Identification of Population at Risk for Future Clostridium difficile Infection Following Hospital Discharge to be Targeted for Vaccine Trials
Published Date:Oct 9 2015
Aged, 80 And Over
Clinical Trials As Topic
Clostridium Difficile Infection
Decision Support Techniques
Health Care-associated Infections
Pubmed Central ID:PMC4702247
Funding:CC999999/Intramural CDC HHS/United States
Efforts to develop a Clostridium difficile vaccine are underway; identification of patients at risk for C. difficile infection (CDI) is critical to inform vaccine trials. We identified groups at high risk of CDI ≥28 days after hospital discharge.

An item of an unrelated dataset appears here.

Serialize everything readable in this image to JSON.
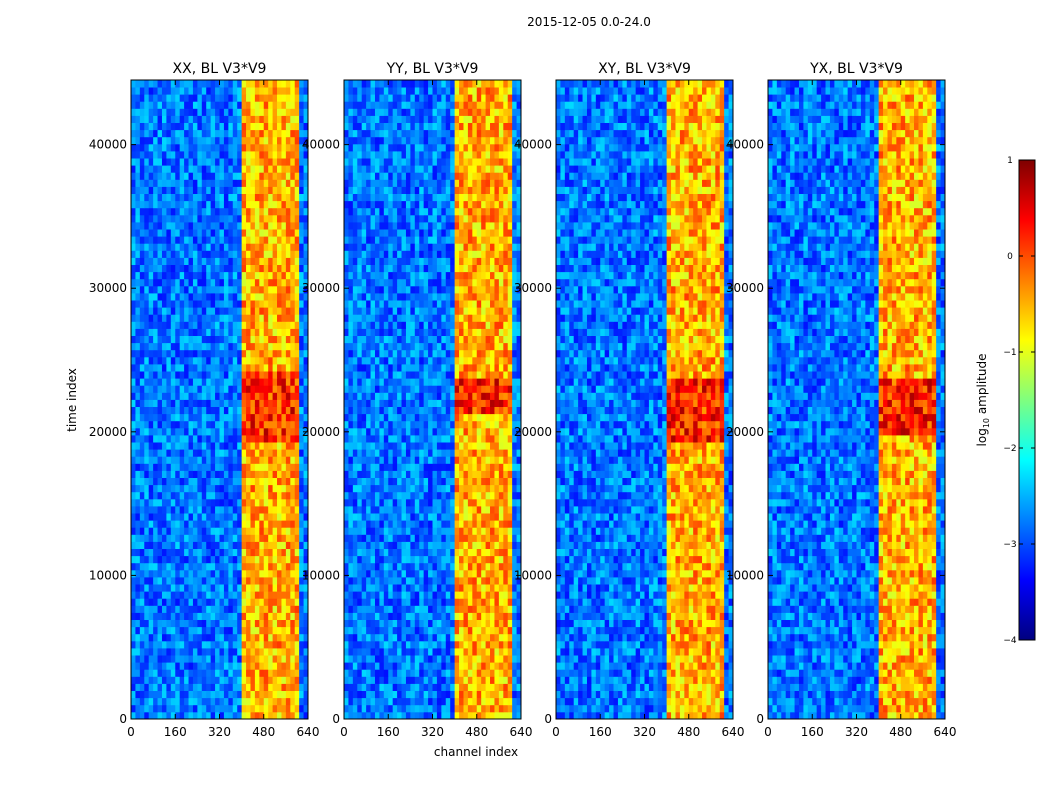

Hospital discharge data and pharmacy data from two large academic centers, in New York and Connecticut, were linked to active population-based CDI surveillance data from the Emerging Infections Program (EIP). Adult residents of the EIP surveillance area were included if they had an inpatient stay at a study hospital without prior history of CDI. The primary outcome was CDI by either toxin or molecular assay ≥28 days after an index hospitalization. Important predictors of CDI ≥28 days post discharge were initially identified through a Cox proportional hazards model (stepwise backward selection) using a derivation cohort; final model parameters were used to develop a risk score evaluated in the validation cohort.
Of the 35,186 index hospitalizations, 288 (0.82%) had CDI ≥28 days post discharge. After parameter selection, age, number of hospitalizations in the prior 90 days, admission diagnosis, and the use of 3rd/4th generation cephalosporin, clindamycin or fluoroquinolone antibiotic classes remained in the model. Using the validation cohort, the risk score was predictive (p<0.001) with a c-score of 0.75. Based on the distribution of scores in the derivation cohort, we divided the patients into low and high risk groups. In the high risk group, 1.6% experienced CDI ≥28 days post discharge compared to 0.3% among our low risk group.
Our study identified specific parameters for a risk score that can be applied at discharge to identify a patient population whose risk of CDI ≥28 days following an acute care hospitalization was 5 times greater than other patients.